Gaming IP isn’t ancillary content. It’s the next growth flywheel. When built into a broader media universe, one theatrical release can ripple through streaming subscriptions, merchandise, esports, and even international expansion strategies.
Social: The Real-Time Arena
If streaming is the long-form pillar, social is the real-time heartbeat.
With 27% of weekly gaming-related media time devoted to social platforms, the chart highlights what every teen or twenty-something already knows: gaming is as much about watching, talking, and sharing as it is about playing. TikTok clips turn into viral moments, YouTube Shorts become instant highlight reels, Discord channels fuel strategy chatter, and Twitter memes amplify brand campaigns faster than any trailer drop.
You can’t just produce content; you have to feed the conversation. Think about how the NFL exists. The games are the core product, but the real attention economy thrives in the highlights, debates, fantasy leagues, and social banter. Gaming is the same. The smartest studios will treat every theatrical release or streaming drop not as the end product, but as the ignition point for a social loop that sustains engagement until the next launch.
The IP Playbook Is Changing
Paramount’s Call of Duty bet is part of a larger pivot in the entertainment industry: the shift from original tentpoles to pre-loaded IP ecosystems.
- Nintendo and Universal turned Super Mario Bros. into a billion-dollar theatrical franchise and are now developing The Legend of Zelda with Sony.
- Sega’s Sonic the Hedgehog has become one of Paramount’s most reliable box office performers.
- Beyond gaming, Hollywood is increasingly relying on IP universes; look no further than Marvel, DC, or Harry Potter. But unlike those, gaming IP offers an advantage: it comes with a global, multi-generational fanbase already primed for cross-platform engagement.

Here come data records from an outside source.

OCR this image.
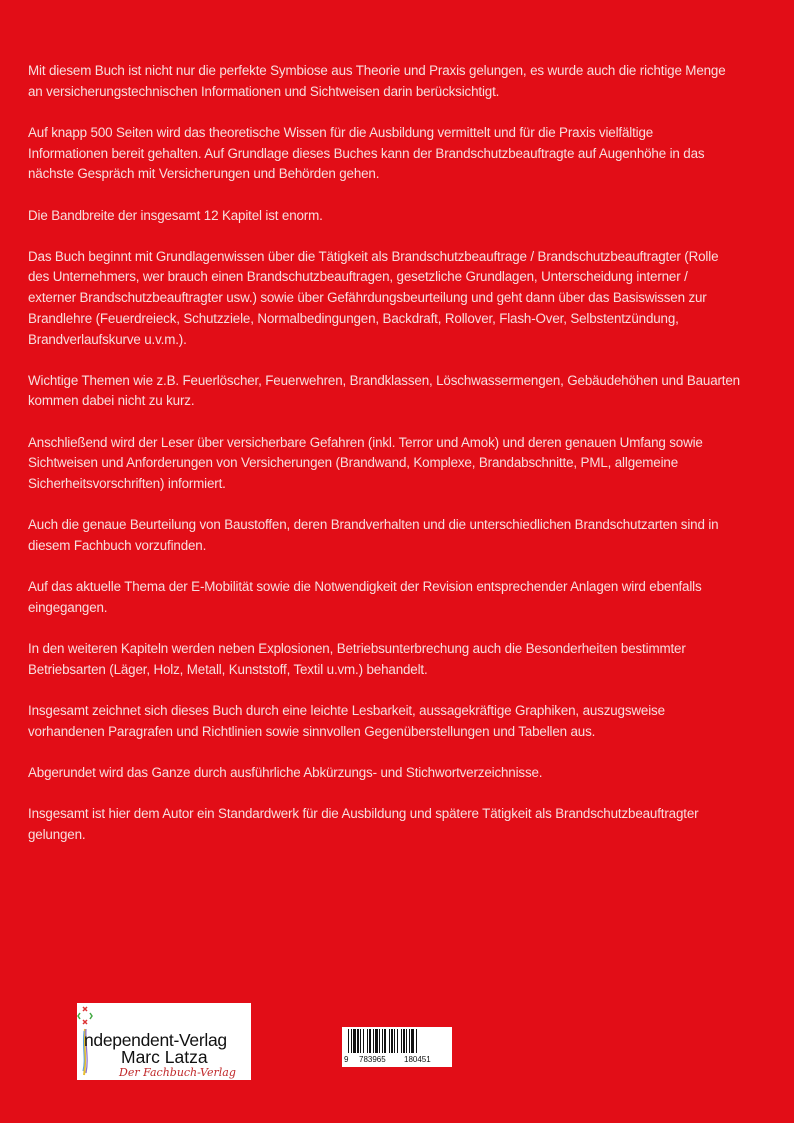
Mit diesem Buch ist nicht nur die perfekte Symbiose aus Theorie und Praxis gelungen, es wurde auch die richtige Menge
an versicherungstechnischen Informationen und Sichtweisen darin berücksichtigt.

Auf knapp 500 Seiten wird das theoretische Wissen für die Ausbildung vermittelt und für die Praxis vielfältige
Informationen bereit gehalten. Auf Grundlage dieses Buches kann der Brandschutzbeauftragte auf Augenhöhe in das
nächste Gespräch mit Versicherungen und Behörden gehen.

Die Bandbreite der insgesamt 12 Kapitel ist enorm.

Das Buch beginnt mit Grundlagenwissen über die Tätigkeit als Brandschutzbeauftrage / Brandschutzbeauftragter (Rolle
des Unternehmers, wer brauch einen Brandschutzbeauftragen, gesetzliche Grundlagen, Unterscheidung interner /
externer Brandschutzbeauftragter usw.) sowie über Gefährdungsbeurteilung und geht dann über das Basiswissen zur
Brandlehre (Feuerdreieck, Schutzziele, Normalbedingungen, Backdraft, Rollover, Flash-Over, Selbstentzündung,
Brandverlaufskurve u.v.m.).

Wichtige Themen wie z.B. Feuerlöscher, Feuerwehren, Brandklassen, Löschwassermengen, Gebäudehöhen und Bauarten
kommen dabei nicht zu kurz.

Anschließend wird der Leser über versicherbare Gefahren (inkl. Terror und Amok) und deren genauen Umfang sowie
Sichtweisen und Anforderungen von Versicherungen (Brandwand, Komplexe, Brandabschnitte, PML, allgemeine
Sicherheitsvorschriften) informiert.

Auch die genaue Beurteilung von Baustoffen, deren Brandverhalten und die unterschiedlichen Brandschutzarten sind in
diesem Fachbuch vorzufinden.

Auf das aktuelle Thema der E-Mobilität sowie die Notwendigkeit der Revision entsprechender Anlagen wird ebenfalls
eingegangen.

In den weiteren Kapiteln werden neben Explosionen, Betriebsunterbrechung auch die Besonderheiten bestimmter
Betriebsarten (Läger, Holz, Metall, Kunststoff, Textil u.vm.) behandelt.

Insgesamt zeichnet sich dieses Buch durch eine leichte Lesbarkeit, aussagekräftige Graphiken, auszugsweise
vorhandenen Paragrafen und Richtlinien sowie sinnvollen Gegenüberstellungen und Tabellen aus.

Abgerundet wird das Ganze durch ausführliche Abkürzungs- und Stichwortverzeichnisse.

Insgesamt ist hier dem Autor ein Standardwerk für die Ausbildung und spätere Tätigkeit als Brandschutzbeauftragter
gelungen.

ndependent-Verlag
Marc Latza
Der Fachbuch-Verlag
9 783965 180451
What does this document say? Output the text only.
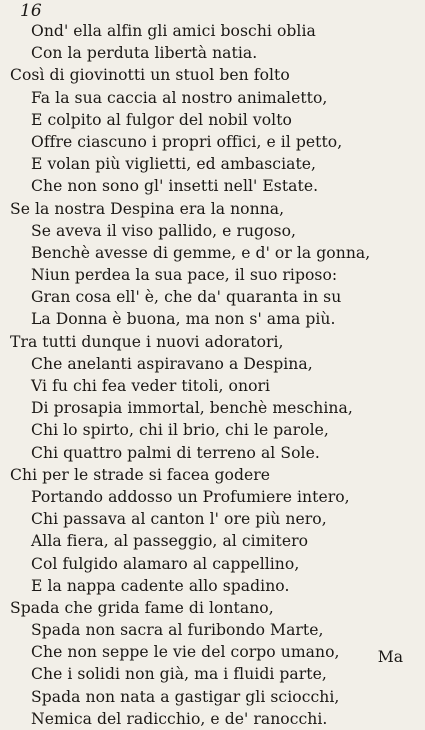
16
Ond' ella alfin gli amici boschi oblia
Con la perduta libertà natia.
Così di giovinotti un stuol ben folto
Fa la sua caccia al nostro animaletto,
E colpito al fulgor del nobil volto
Offre ciascuno i propri offici, e il petto,
E volan più viglietti, ed ambasciate,
Che non sono gl' insetti nell' Estate.
Se la nostra Despina era la nonna,
Se aveva il viso pallido, e rugoso,
Benchè avesse di gemme, e d' or la gonna,
Niun perdea la sua pace, il suo riposo:
Gran cosa ell' è, che da' quaranta in su
La Donna è buona, ma non s' ama più.
Tra tutti dunque i nuovi adoratori,
Che anelanti aspiravano a Despina,
Vi fu chi fea veder titoli, onori
Di prosapia immortal, benchè meschina,
Chi lo spirto, chi il brio, chi le parole,
Chi quattro palmi di terreno al Sole.
Chi per le strade si facea godere
Portando addosso un Profumiere intero,
Chi passava al canton l' ore più nero,
Alla fiera, al passeggio, al cimitero
Col fulgido alamaro al cappellino,
E la nappa cadente allo spadino.
Spada che grida fame di lontano,
Spada non sacra al furibondo Marte,
Che non seppe le vie del corpo umano,
Che i solidi non già, ma i fluidi parte,
Spada non nata a gastigar gli sciocchi,
Nemica del radicchio, e de' ranocchi.
Ma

The result is a new IP hierarchy. Original films are risky. Legacy IP is expensive to refresh. Gaming IP is emerging as the middle ground: durable, adaptable, and with a built-in audience that consumes content across multiple surfaces.
The Streaming Wars Take
This isn’t about one Bain chart or one Paramount deal. It’s about how the future of media growth is being reshaped.
- IP is the currency, ecosystems are the play. Media companies can’t treat films, shows, and games as separate assets. They have to be designed as interconnected parts of the same attention economy.
- Social and streaming aren’t distribution, they’re amplifiers. The reason they dominate gaming-related media time is that they’re where fandom is sustained and monetized.
- Studios must think in terms of fanbases, not formats. Paramount’s COD bet works only if it fuels the existing year-round conversation gamers already live in, not just a two-hour theater window.
If you’re not already building strategies around gaming IP and its social + streaming flywheel, you’re behind.
Closing Shot
The Bain data makes one thing clear: gamers are already showing the path forward with their time. They don’t silo their attention; they extend it across platforms.
Paramount’s Call of Duty move is more than a movie announcement. It’s a signal that streaming’s next era will be defined by who can activate gaming worlds across every screen that matters.
The winners won’t just capture views. They’ll own ecosystems.